R9 V2の約束はシンプルだ。確かなトルク、コンパクトなサイズ、優れたフォースフィードバック、そして根付き始めたエコシステム。このアイデアは、週に何度も夕方に乗るような要求の厳しいプレーヤーと、アップグレード可能なセットアップを望む上達したシムレーサーの両方が使えるベースを提供することだ。
このベースに対する私の意見は2つある。一方はフィーリングの質(正確さ、グリップの読み、重要な局面でのコントロール)、もう一方は使いやすさ(設定、互換性、日常の快適さ)だ。分かりやすく言うと、MOZA R9 V2は、より控えめなベースと比べて本当に体感が変わるのだろうか、長期的に見て購入する価値があるのだろうか、ということだ。
MOZA R9 V2の設計と製造
R9 V2の第一印象は、そのコンパクトさと密度だ。金属製のボディは、厚い壁、シャープなエッジ、そして自信を抱かせる仕上げで、すぐに頑丈なブロックという印象を与える。エントリー・レベルのステアリング・ホイールにありがちな中空のプラスチック製とは一線を画す、安心感のある「エンジン・ブロック」のような感触だ。
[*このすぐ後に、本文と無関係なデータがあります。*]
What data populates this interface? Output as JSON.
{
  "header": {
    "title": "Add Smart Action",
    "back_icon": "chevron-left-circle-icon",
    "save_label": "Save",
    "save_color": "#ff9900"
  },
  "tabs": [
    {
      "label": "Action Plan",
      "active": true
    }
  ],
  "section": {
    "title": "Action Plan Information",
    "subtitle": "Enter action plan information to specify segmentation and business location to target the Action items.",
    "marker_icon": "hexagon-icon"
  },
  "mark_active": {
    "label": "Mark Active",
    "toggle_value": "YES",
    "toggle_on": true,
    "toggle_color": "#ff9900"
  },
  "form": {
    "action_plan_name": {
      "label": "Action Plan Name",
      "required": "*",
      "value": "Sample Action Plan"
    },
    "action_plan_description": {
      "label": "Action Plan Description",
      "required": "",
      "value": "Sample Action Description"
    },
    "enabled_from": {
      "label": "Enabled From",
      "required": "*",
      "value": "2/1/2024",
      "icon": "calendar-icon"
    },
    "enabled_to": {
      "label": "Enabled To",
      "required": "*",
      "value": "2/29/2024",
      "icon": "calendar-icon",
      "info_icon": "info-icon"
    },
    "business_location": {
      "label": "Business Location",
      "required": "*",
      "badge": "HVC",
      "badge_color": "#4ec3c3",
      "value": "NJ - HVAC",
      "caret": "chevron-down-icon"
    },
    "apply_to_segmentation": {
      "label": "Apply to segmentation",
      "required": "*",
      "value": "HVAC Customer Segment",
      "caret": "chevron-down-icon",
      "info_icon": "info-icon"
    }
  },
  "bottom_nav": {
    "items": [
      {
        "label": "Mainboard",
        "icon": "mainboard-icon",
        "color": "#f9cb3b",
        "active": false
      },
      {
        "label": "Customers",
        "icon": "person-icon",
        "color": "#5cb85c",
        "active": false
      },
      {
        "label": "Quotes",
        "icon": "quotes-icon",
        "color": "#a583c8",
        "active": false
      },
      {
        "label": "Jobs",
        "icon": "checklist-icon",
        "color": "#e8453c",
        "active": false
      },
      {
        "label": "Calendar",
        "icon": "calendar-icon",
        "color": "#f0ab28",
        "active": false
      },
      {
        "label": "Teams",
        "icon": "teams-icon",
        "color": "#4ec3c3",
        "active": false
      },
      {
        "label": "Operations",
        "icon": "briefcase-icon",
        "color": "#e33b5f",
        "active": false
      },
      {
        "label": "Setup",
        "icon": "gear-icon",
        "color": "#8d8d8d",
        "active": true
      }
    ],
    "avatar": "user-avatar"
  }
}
加工品質はきれいで、固定具もよく考えられており、全体的に剛性を感じさせる。適切なコックピットに取り付けると、ベースが動いたり、たわんだり、振動したりしないことが実感できる。おもちゃではなく、本当に精密工具のように感じられる。ミドルレンジの製品としては、仕上げのレベルは明らかにトップレベルだ。
驚くべきはその形式だ。このパワーを持つダイレクト・ドライブ・ベースとしては、まだ比較的コンパクトである。そのため、狭いコックピットや軽量構造でも使いやすい。地味で控えめなデザインは、リビングルームの真ん中に派手なパッドを置きたくない人にはプラスだ。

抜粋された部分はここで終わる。